The French Grilling Secret You Need to Know

Got Vines?

France is known for many things. The Eiffel Tower, art, wine, and grilling (?). There is a secret to grilling in France that is so rustic, that it comes straight out of its prized vineyards. The wine mecca is Bordeaux, and in this region of France, grilling- or as the French call it le barbecuing- often involves cooking over an open flame that is not stoked by traditional wood. The flames are fueled by grape vine clippings!

You read that correctly. Whether they're cooking steak, poultry, or pork, meats cooked with grape vines take on a subtly smoky and earth flavor. The flavor and aromas of this are unlike ANY other! 

Grillionaire™ Pro Tip: This is a secret WORTH stealing!

What Inspired the Wine Mecca to Use Grapevines for Grilling?

Every spring, after the grapes have been harvested and hauled away for winemaking, the vines need to be pruned back for the next growth cycle. The sarments (the twig-like clippings) are stored and dried for the rest of the year as fuel for fires.  

There is the occasion where a whole vineyard must be uprooted. The larger stalks and roots (called pieds de vigne or ceps de vigne) are treated the same way.

What is really cool is that even though this practice commonly associated with this isolated region of France, the grilling tradition usually shows up anywhere grapes are grown! 

One vineyard owner, Jérôme Sauvète, was asked why they use the grape vines to grill and his answer is somewhat pragmatic. He said ,"We use what we have". Many vineyards have barbecues, during the warmer months, for their clients.

The grills are nothing fancy. Usually like a campfire grill. They use the sarments as kindling and use the trunks and roots to keep the fire going. Once the fire is set, they set the grill on top and it is ready for use.

In the French countryside, grilling with grapevines isn't just for outdoors.
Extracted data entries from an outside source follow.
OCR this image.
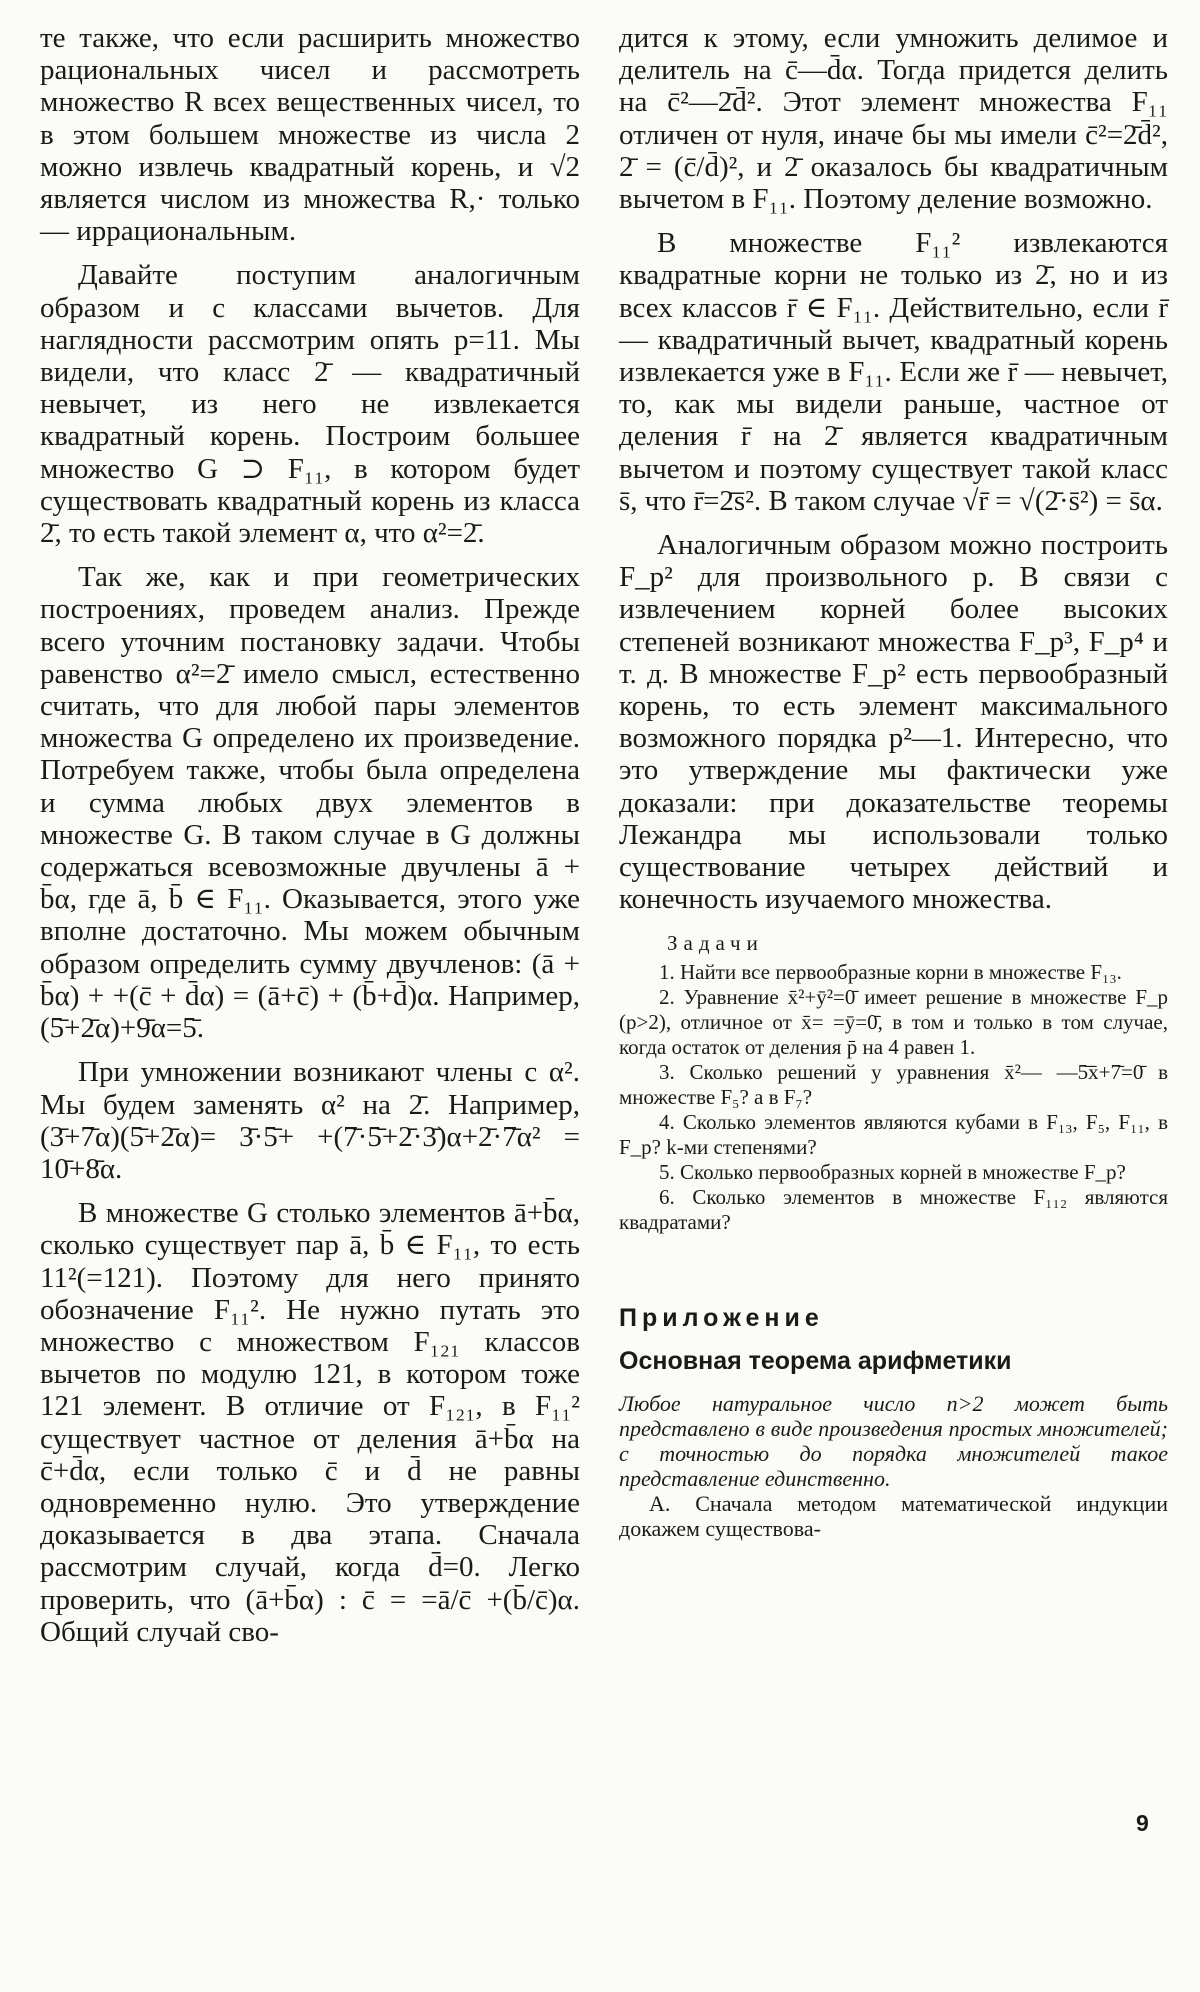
те также, что если расширить множество рациональных чисел и рассмотреть множество R всех вещественных чисел, то в этом большем множестве из числа 2 можно извлечь квадратный корень, и √2 является числом из множества R,· только — иррациональным.

Давайте поступим аналогичным образом и с классами вычетов. Для наглядности рассмотрим опять p=11. Мы видели, что класс 2̄ — квадратичный невычет, из него не извлекается квадратный корень. Построим большее множество G ⊃ F₁₁, в котором будет существовать квадратный корень из класса 2̄, то есть такой элемент α, что α²=2̄.

Так же, как и при геометрических построениях, проведем анализ. Прежде всего уточним постановку задачи. Чтобы равенство α²=2̄ имело смысл, естественно считать, что для любой пары элементов множества G определено их произведение. Потребуем также, чтобы была определена и сумма любых двух элементов в множестве G. В таком случае в G должны содержаться всевозможные двучлены ā + b̄α, где ā, b̄ ∈ F₁₁. Оказывается, этого уже вполне достаточно. Мы можем обычным образом определить сумму двучленов: (ā + b̄α) + +(c̄ + d̄α) = (ā+c̄) + (b̄+d̄)α. Например, (5̄+2̄α)+9̄α=5̄.

При умножении возникают члены с α². Мы будем заменять α² на 2̄. Например, (3̄+7̄α)(5̄+2̄α)= 3̄·5̄+ +(7̄·5̄+2̄·3̄)α+2̄·7̄α² = 10̄+8̄α.

В множестве G столько элементов ā+b̄α, сколько существует пар ā, b̄ ∈ F₁₁, то есть 11²(=121). Поэтому для него принято обозначение F₁₁². Не нужно путать это множество с множеством F₁₂₁ классов вычетов по модулю 121, в котором тоже 121 элемент. В отличие от F₁₂₁, в F₁₁² существует частное от деления ā+b̄α на c̄+d̄α, если только c̄ и d̄ не равны одновременно нулю. Это утверждение доказывается в два этапа. Сначала рассмотрим случай, когда d̄=0. Легко проверить, что (ā+b̄α) : c̄ = =ā/c̄ +(b̄/c̄)α. Общий случай сво-

дится к этому, если умножить делимое и делитель на c̄—d̄α. Тогда придется делить на c̄²—2̄d̄². Этот элемент множества F₁₁ отличен от нуля, иначе бы мы имели c̄²=2̄d̄², 2̄ = (c̄/d̄)², и 2̄ оказалось бы квадратичным вычетом в F₁₁. Поэтому деление возможно.

В множестве F₁₁² извлекаются квадратные корни не только из 2̄, но и из всех классов r̄ ∈ F₁₁. Действительно, если r̄ — квадратичный вычет, квадратный корень извлекается уже в F₁₁. Если же r̄ — невычет, то, как мы видели раньше, частное от деления r̄ на 2̄ является квадратичным вычетом и поэтому существует такой класс s̄, что r̄=2̄s̄². В таком случае √r̄ = √(2̄·s̄²) = s̄α.

Аналогичным образом можно построить F_p² для произвольного p. В связи с извлечением корней более высоких степеней возникают множества F_p³, F_p⁴ и т. д. В множестве F_p² есть первообразный корень, то есть элемент максимального возможного порядка p²—1. Интересно, что это утверждение мы фактически уже доказали: при доказательстве теоремы Лежандра мы использовали только существование четырех действий и конечность изучаемого множества.

Задачи

1. Найти все первообразные корни в множестве F₁₃.

2. Уравнение x̄²+ȳ²=0̄ имеет решение в множестве F_p (p>2), отличное от x̄= =ȳ=0̄, в том и только в том случае, когда остаток от деления p̄ на 4 равен 1.

3. Сколько решений у уравнения x̄²— —5̄x̄+7̄=0̄ в множестве F₅? а в F₇?

4. Сколько элементов являются кубами в F₁₃, F₅, F₁₁, в F_p? k-ми степенями?

5. Сколько первообразных корней в множестве F_p?

6. Сколько элементов в множестве F₁₁₂ являются квадратами?

Приложение

Основная теорема арифметики

Любое натуральное число n>2 может быть представлено в виде произведения простых множителей; с точностью до порядка множителей такое представление единственно.

А. Сначала методом математической индукции докажем существова-

9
MANY older houses are equipped with large stone fireplaces that were-and still are- used for cooking. This is especially practiced in the colder months.

One of the regions best kept secrets-outside of grilling with grapevine- is their used of grapevine to grill duck breasts. The duck comes perfumed with the aroma from the grapevines and charred from the open flame. Some would say that is a PERFECT pairing with a glass of local red wine.

How Can I Grill with Grapevines?

Like most of us, we do not live in the French countryside. DON'T WORRY, I GOT YOU! There are over 250 registered American Viticulture Areas (or AVAs) in the US. So the chances are high that you live close enough to one where you can get your hands on some clippings. 

Steven Raichlen, the man who got me interested in barbecue and author of the Barbecue Bible, often uses grape vines when he cooks. He also offers these THREE TIPS:

  • Ensure your wood is dry. You want the clippings to be dry enough to snap when they are bent. "Green or damp grapevine trimmings won't catch fire or burn properly," says Raichlen. 
  • Have plenty of grapevine trimmings around. They burn quickly and you will want to make sure you can keep the fire stoked. ESPECIALLY, if you expect to cook larger quantities or longer smokes.
  • Any type of grapevine will work just fine. In the French countryside, they typically use Cabernet Sauvignon, Merlot, and Cabernet Franc vines since those are the most planted grapes for the region. BUT, it docent really matter. Organic wines are recommend, but just make sure they were minimally treated.

Once you cook with these grapevines, you will never treat le barbecue the same again!